We tend to emphasize the attribute of God’s holiness rather than God’s love. Too many of us make our concern “what religion can do for me.” We have a consumer attitude toward faith, we want to “shop around” for what gives us the most, and at the least cost.
Yet it is just this recognition of God as King, God as holy which leads us to praise. Praise can only grow out of a faith that has fallen on its knees. When God becomes nothing more than a “heavenly pal,” or “my co-pilot,” there is little ground for praise. In faith, as in the rest of life, familiarity breeds contempt. And in that context, our religion, our faith, becomes more like a relationship between equals. William Temple, former archbishop of Canterbury, once said, “The proper outline for Christian prayer is not, ‘Please do for me what I want.” It is ‘Please do with me what you want.”
The psalmist tells us our praise of God is to be passed from one generation to the next. Martin Luther put it this way: “Every twenty years or so, God builds a new church out of little children.” Which is also to say, that the church is always one generation away from extinction! Our faith must be transmitted to the next generation, or it will die. The thrust of education in the church is to ensure the continuation of the faith.
Most of the time, however, we only pay lip service to this idea. Lyle Schaller calls it the “grandmother” syndrome in the church. We want to have lots of little children around, yet we are relieved that the responsibility for their care belongs to someone else. Yet unless one generation praises God’s works to another, our faith will be lost!
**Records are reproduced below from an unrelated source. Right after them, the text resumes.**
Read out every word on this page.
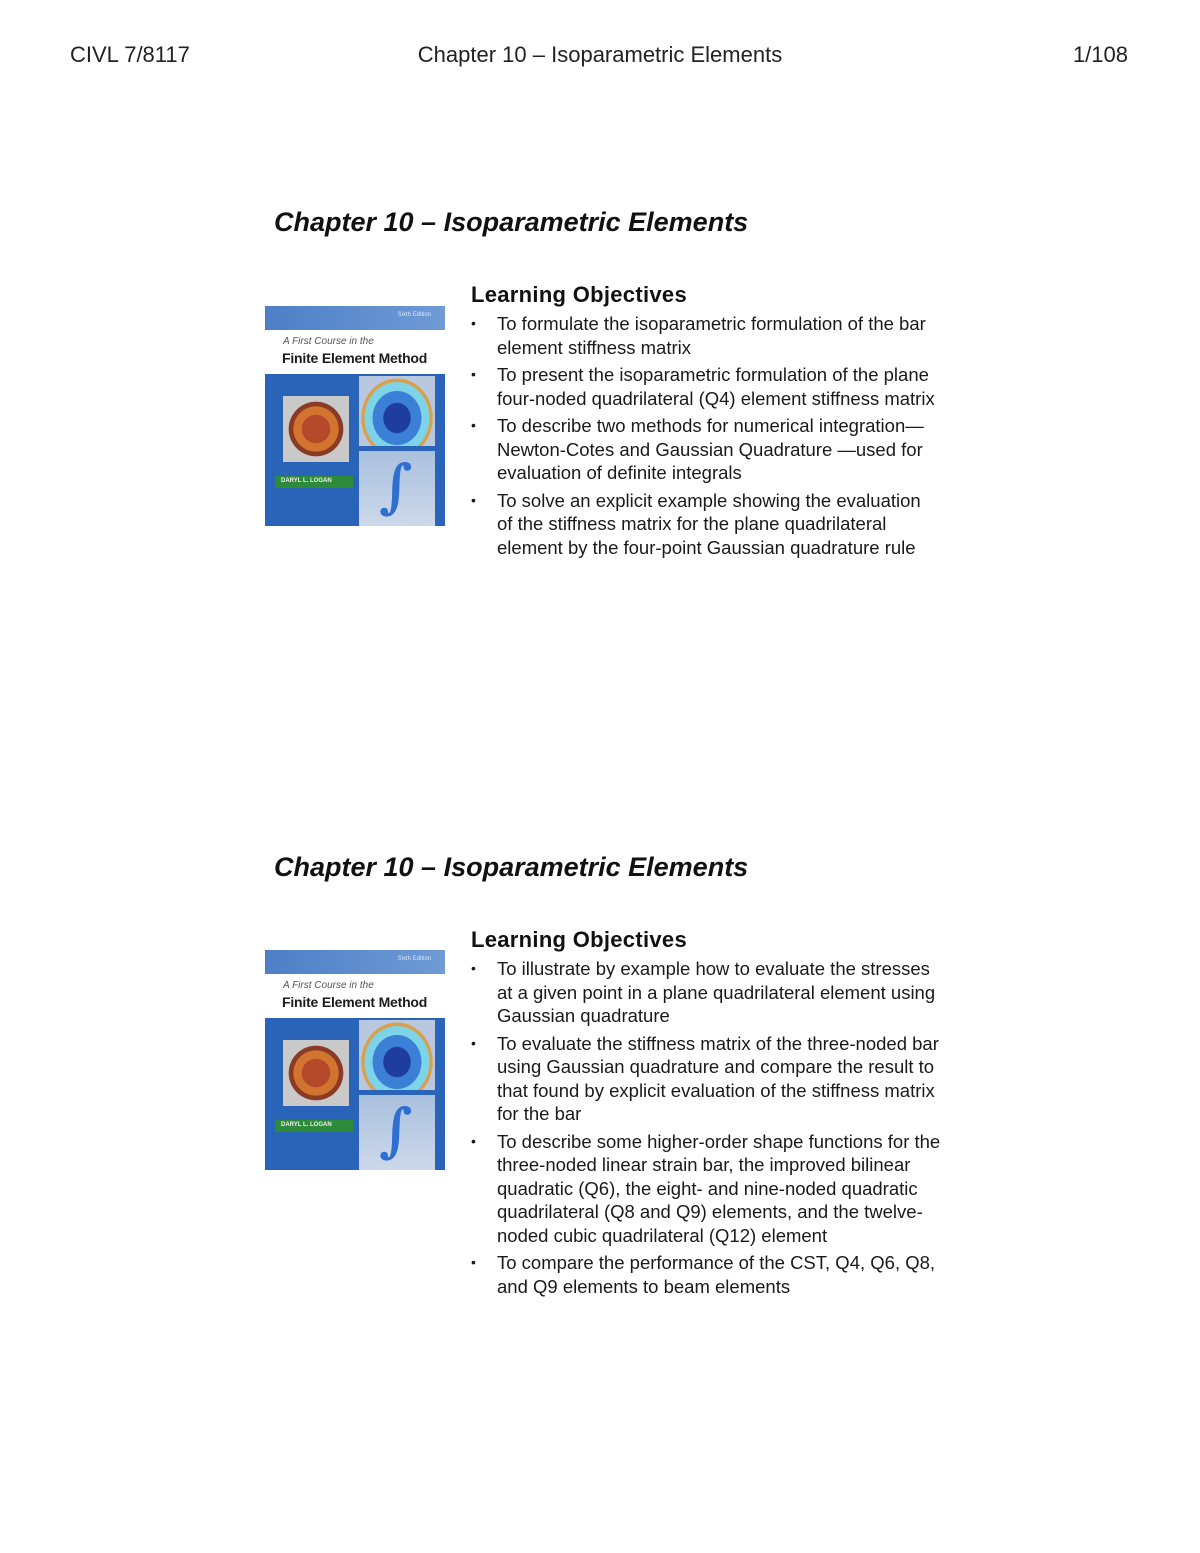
CIVL 7/8117	Chapter 10 – Isoparametric Elements	1/108
Chapter 10 – Isoparametric Elements
Sixth Edition
A First Course in the
Finite Element Method
∫
DARYL L. LOGAN
Learning Objectives
• To formulate the isoparametric formulation of the bar element stiffness matrix
• To present the isoparametric formulation of the plane four-noded quadrilateral (Q4) element stiffness matrix
• To describe two methods for numerical integration— Newton-Cotes and Gaussian Quadrature —used for evaluation of definite integrals
• To solve an explicit example showing the evaluation of the stiffness matrix for the plane quadrilateral element by the four-point Gaussian quadrature rule
Chapter 10 – Isoparametric Elements
Sixth Edition
A First Course in the
Finite Element Method
∫
DARYL L. LOGAN
Learning Objectives
• To illustrate by example how to evaluate the stresses at a given point in a plane quadrilateral element using Gaussian quadrature
• To evaluate the stiffness matrix of the three-noded bar using Gaussian quadrature and compare the result to that found by explicit evaluation of the stiffness matrix for the bar
• To describe some higher-order shape functions for the three-noded linear strain bar, the improved bilinear quadratic (Q6), the eight- and nine-noded quadratic quadrilateral (Q8 and Q9) elements, and the twelve-noded cubic quadrilateral (Q12) element
• To compare the performance of the CST, Q4, Q6, Q8, and Q9 elements to beam elements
For this “Wills Emphasis Sunday, we must note that we pass on our faith through our teaching, and through the use of our resources. By remembering the church in our wills, by providing even after our death, funds that praise God through the church’s mission and ministries that are important to us in life, we help continue those things that make for faith. We cannot teach the next generation after our death, but we can make the means available for others to continue teaching.
Not long ago a cartoon showed two men discussing a third who had recently died. “How much did he leave?” asked the one. “Everything,” replied the second. When we die, we leave everything. The question is where.
In his will, Patrick Henry wrote: “I have now disposed of all my property to my family; there is one thing more I wish I could give them, and that is the Christian religion. If they had this, and I had not given them one shilling, they would be rich; but if they had not that, and I have given them all the world, they would be poor.”
We can give our faith. One generation can praise God’s works to another, just as Miss Leila and Iris and Andy did. Our wills can be a means of sharing our faith. Won’t you share your faith with the next generation?